By Geoffrey Smith
Investing.com -- Crude oil prices rose on Tuesday, shrugging off another small downgrade to the global demand outlook on concentrating on positioning for an expected rally in 2021.
By 11:30 AM ET (1630 GMT), U.S. Crude futures were up 1.2% at $47.54 a barrel, while Brent futures, the global benchmark were up 0.9% at $50.73 a barrel, close to a new nine-month high.
Earlier, the International Energy Agency shaved its estimate for global demand next year by another 170,000 barrels a day, leaving it still more than 3 million barrels a day below 2019 levels.

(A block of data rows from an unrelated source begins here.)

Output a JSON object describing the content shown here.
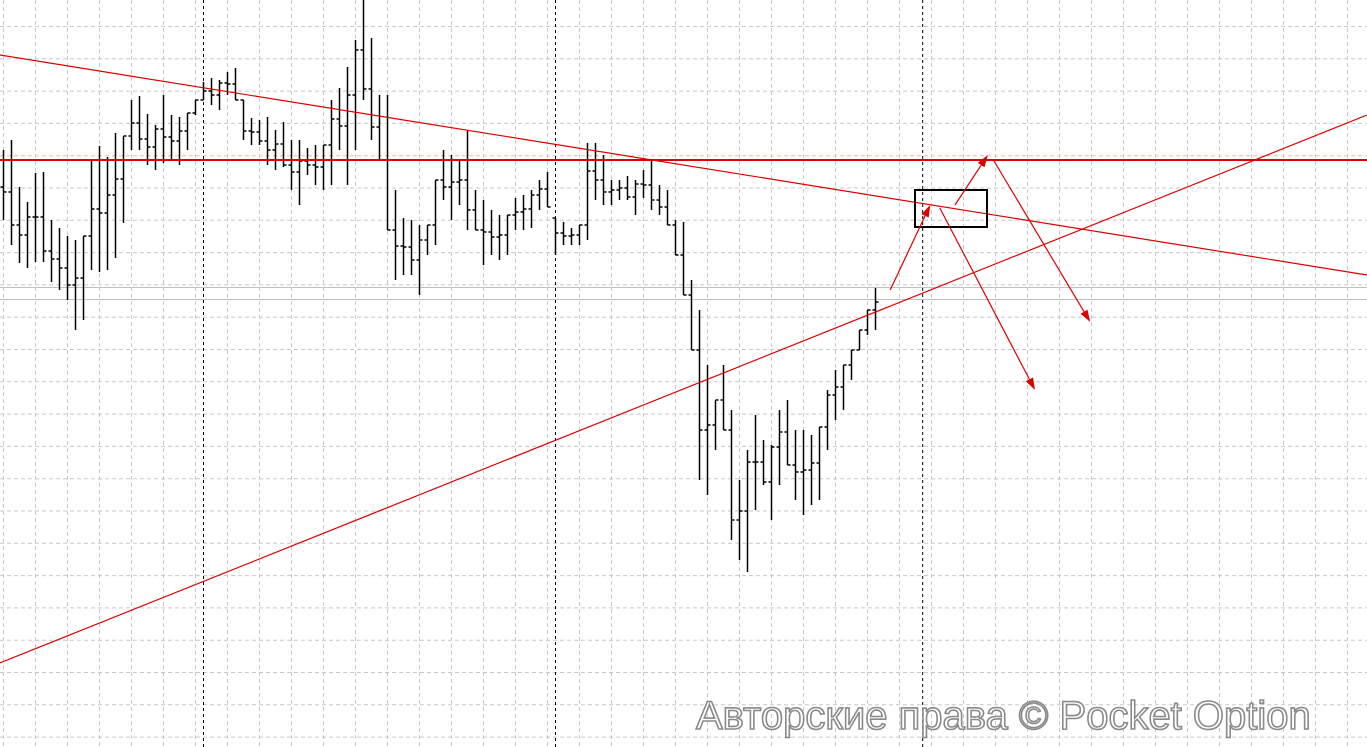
{
  "watermark": "Авторские права © Pocket Option",
  "colors": {
    "bars": "#000000",
    "drawings": "#dd0000",
    "grid": "#c8c8c8",
    "price_line": "#c0c0c0",
    "separator": "#000000"
  },
  "chart_data": {
    "type": "ohlc",
    "title": "",
    "grid": true,
    "ylim": [
      0,
      74.7
    ],
    "bars": [
      [
        56.0,
        59.7,
        52.7,
        55.5
      ],
      [
        55.5,
        60.7,
        50.2,
        52.2
      ],
      [
        52.2,
        56.0,
        48.4,
        51.2
      ],
      [
        51.2,
        54.5,
        47.9,
        53.0
      ],
      [
        53.0,
        57.4,
        48.5,
        53.0
      ],
      [
        53.0,
        57.5,
        48.5,
        49.6
      ],
      [
        49.6,
        52.7,
        46.5,
        48.8
      ],
      [
        48.8,
        51.9,
        45.7,
        47.9
      ],
      [
        47.9,
        51.1,
        44.7,
        46.2
      ],
      [
        46.2,
        50.7,
        41.7,
        46.9
      ],
      [
        46.9,
        51.1,
        42.7,
        51.1
      ],
      [
        51.1,
        58.7,
        47.7,
        53.8
      ],
      [
        53.8,
        60.1,
        47.5,
        53.4
      ],
      [
        53.4,
        59.0,
        47.7,
        55.2
      ],
      [
        55.2,
        61.4,
        48.9,
        56.8
      ],
      [
        56.8,
        61.1,
        52.4,
        61.1
      ],
      [
        61.1,
        64.7,
        59.7,
        62.4
      ],
      [
        62.4,
        65.1,
        59.7,
        60.8
      ],
      [
        60.8,
        63.3,
        58.2,
        60.0
      ],
      [
        60.0,
        62.2,
        57.7,
        61.8
      ],
      [
        61.8,
        65.2,
        58.4,
        61.0
      ],
      [
        61.0,
        63.2,
        58.7,
        60.6
      ],
      [
        60.6,
        63.0,
        58.2,
        61.6
      ],
      [
        61.6,
        63.4,
        59.7,
        63.4
      ],
      [
        63.4,
        64.7,
        63.2,
        64.7
      ],
      [
        64.7,
        66.5,
        64.7,
        65.6
      ],
      [
        65.6,
        66.9,
        64.2,
        65.2
      ],
      [
        65.2,
        66.7,
        63.7,
        66.4
      ],
      [
        66.4,
        67.5,
        65.2,
        66.3
      ],
      [
        66.3,
        67.9,
        64.7,
        64.7
      ],
      [
        64.7,
        64.7,
        60.7,
        61.6
      ],
      [
        61.6,
        62.9,
        60.2,
        61.5
      ],
      [
        61.5,
        62.7,
        60.2,
        60.6
      ],
      [
        60.6,
        63.0,
        58.2,
        59.7
      ],
      [
        59.7,
        61.7,
        57.7,
        60.3
      ],
      [
        60.3,
        62.5,
        58.0,
        58.2
      ],
      [
        58.2,
        60.7,
        55.7,
        57.5
      ],
      [
        57.5,
        60.7,
        54.2,
        58.6
      ],
      [
        58.6,
        59.9,
        57.2,
        58.2
      ],
      [
        58.2,
        60.2,
        56.2,
        58.0
      ],
      [
        58.0,
        60.2,
        55.7,
        60.2
      ],
      [
        60.2,
        64.7,
        56.2,
        62.8
      ],
      [
        62.8,
        65.9,
        59.7,
        62.1
      ],
      [
        62.1,
        68.0,
        56.2,
        65.2
      ],
      [
        65.2,
        70.7,
        59.7,
        69.7
      ],
      [
        69.7,
        74.7,
        64.7,
        65.8
      ],
      [
        65.8,
        70.9,
        60.7,
        62.0
      ],
      [
        62.0,
        65.2,
        58.7,
        58.7
      ],
      [
        58.7,
        65.2,
        51.7,
        51.7
      ],
      [
        51.7,
        55.7,
        46.7,
        50.1
      ],
      [
        50.1,
        52.9,
        47.2,
        50.0
      ],
      [
        50.0,
        52.7,
        47.2,
        48.7
      ],
      [
        48.7,
        52.2,
        45.2,
        50.7
      ],
      [
        50.7,
        52.2,
        49.2,
        52.2
      ],
      [
        52.2,
        56.7,
        50.2,
        56.7
      ],
      [
        56.7,
        59.7,
        54.7,
        56.0
      ],
      [
        56.0,
        59.2,
        52.7,
        56.5
      ],
      [
        56.5,
        58.7,
        54.2,
        56.7
      ],
      [
        56.7,
        61.7,
        51.7,
        53.7
      ],
      [
        53.7,
        55.7,
        51.7,
        51.7
      ],
      [
        51.7,
        54.7,
        48.2,
        51.5
      ],
      [
        51.5,
        53.7,
        49.2,
        51.0
      ],
      [
        51.0,
        53.2,
        48.7,
        51.2
      ],
      [
        51.2,
        53.2,
        49.2,
        53.2
      ],
      [
        53.2,
        54.9,
        51.7,
        53.5
      ],
      [
        53.5,
        55.2,
        51.7,
        53.8
      ],
      [
        53.8,
        55.7,
        51.9,
        55.2
      ],
      [
        55.2,
        56.7,
        53.7,
        55.8
      ],
      [
        55.8,
        57.5,
        54.0,
        54.0
      ],
      [
        52.9,
        52.9,
        49.2,
        51.4
      ],
      [
        51.4,
        52.5,
        50.2,
        51.1
      ],
      [
        51.1,
        51.9,
        50.2,
        51.2
      ],
      [
        51.2,
        52.2,
        50.2,
        52.2
      ],
      [
        52.2,
        60.4,
        50.7,
        57.6
      ],
      [
        57.6,
        60.4,
        54.7,
        56.7
      ],
      [
        56.7,
        59.2,
        54.2,
        55.5
      ],
      [
        55.5,
        56.7,
        54.2,
        55.7
      ],
      [
        55.7,
        56.7,
        54.7,
        55.9
      ],
      [
        55.9,
        57.1,
        54.7,
        55.0
      ],
      [
        55.0,
        56.7,
        53.2,
        56.3
      ],
      [
        56.3,
        57.7,
        54.9,
        56.2
      ],
      [
        56.2,
        58.7,
        53.7,
        54.7
      ],
      [
        54.7,
        56.2,
        53.2,
        54.0
      ],
      [
        54.0,
        55.7,
        52.2,
        52.2
      ],
      [
        52.2,
        52.7,
        49.2,
        49.2
      ],
      [
        49.2,
        52.5,
        45.2,
        45.2
      ],
      [
        45.2,
        46.7,
        39.7,
        39.7
      ],
      [
        39.7,
        43.7,
        26.7,
        31.7
      ],
      [
        31.7,
        38.2,
        25.2,
        32.2
      ],
      [
        32.2,
        34.7,
        29.7,
        34.7
      ],
      [
        34.7,
        38.2,
        31.7,
        31.7
      ],
      [
        31.7,
        33.7,
        20.7,
        22.7
      ],
      [
        22.7,
        26.7,
        18.7,
        23.6
      ],
      [
        23.6,
        29.7,
        17.5,
        28.5
      ],
      [
        28.5,
        33.2,
        23.7,
        28.5
      ],
      [
        28.5,
        30.7,
        26.2,
        26.5
      ],
      [
        26.5,
        30.2,
        22.7,
        30.0
      ],
      [
        30.0,
        33.7,
        26.2,
        31.5
      ],
      [
        31.5,
        34.7,
        28.2,
        28.2
      ],
      [
        28.2,
        31.7,
        24.7,
        27.5
      ],
      [
        27.5,
        31.7,
        23.2,
        27.7
      ],
      [
        27.7,
        31.2,
        24.2,
        28.4
      ],
      [
        28.4,
        32.0,
        24.7,
        32.0
      ],
      [
        32.0,
        35.7,
        29.7,
        35.2
      ],
      [
        35.2,
        37.7,
        32.7,
        36.0
      ],
      [
        36.0,
        38.2,
        33.7,
        38.2
      ],
      [
        38.2,
        39.7,
        36.7,
        39.7
      ],
      [
        39.7,
        41.7,
        39.7,
        41.7
      ],
      [
        41.7,
        43.7,
        41.2,
        43.7
      ],
      [
        43.7,
        45.9,
        41.7,
        44.5
      ]
    ],
    "period_separators": [
      25,
      69,
      114.9
    ],
    "price_lines": [
      46.0,
      44.8
    ],
    "drawings": {
      "horizontal_line": 58.7,
      "trend_lines": [
        {
          "from": [
            -0.4,
            69.2
          ],
          "to": [
            170.5,
            47.2
          ]
        },
        {
          "from": [
            -0.4,
            8.4
          ],
          "to": [
            170.5,
            63.2
          ]
        }
      ],
      "rectangle": {
        "from": [
          114,
          55.7
        ],
        "to": [
          123,
          52.0
        ]
      },
      "arrows": [
        {
          "from": [
            110.9,
            45.7
          ],
          "to": [
            115.9,
            54.2
          ]
        },
        {
          "from": [
            119.0,
            54.2
          ],
          "to": [
            123.1,
            59.2
          ]
        },
        {
          "from": [
            117.1,
            53.9
          ],
          "to": [
            129.0,
            35.7
          ]
        },
        {
          "from": [
            123.8,
            58.7
          ],
          "to": [
            135.9,
            42.5
          ]
        }
      ]
    }
  }
}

However, the market took comfort from its prediction that demand for gasoline and diesel would rebound be within as little as 1% from their 2019 levels, owing to a broad recovery in the world economy.
The shortfall in overall demand comes mainly from kerosene, or jet fuel. The IEA said this would account for four-fifths of the estimated shortfall in demand next year, as air transport takes considerably longer to recover than travel by road.
Analysts have noted repeatedly during the latest surge in Coronavirus cases in Europe and the U.S. that strong demand for diesel has offset weaker demand for gasoline, thanks to a big increase in demand from freight companies whose deliveries are replacing car-driven trips to shopping malls.
It’s not clear how much longer this can be sustained. Deliveries are approaching their seasonal peak, while gasoline demand in the U.S. is down some 14% from the first half of December last year and trending lower as cities such as New York move to ever-tighter restrictions on business life and social gatherings, according to the blog dtn.com. New York Mayor Bill de Blasio warned that the city may have to stay shut down after Christmas, Germany, the Netherlands, Italy and London have all tightened their polcies this week.
However, not all the evidence points in one direction. According to a survey by GasBuddy, over one-third of Americans still plan to drive at Christmas, a form of transport that, if replicated at scale, is more fuel-intensive than flying.
“We’re expecting to see heightened driving activity across some of the most hard-hit areas of the coronavirus,” said GasBuddy’s head of petroleum analysis Patrick De Haan.
U.S,. Gasoline RBOB Futures were up 0.5% at $1.3254 a gallon, close to a four-month high.
At 4:30 PM ET, the American Petroleum Institute will release its weekly assessment of U.S. oil stocks, as usual.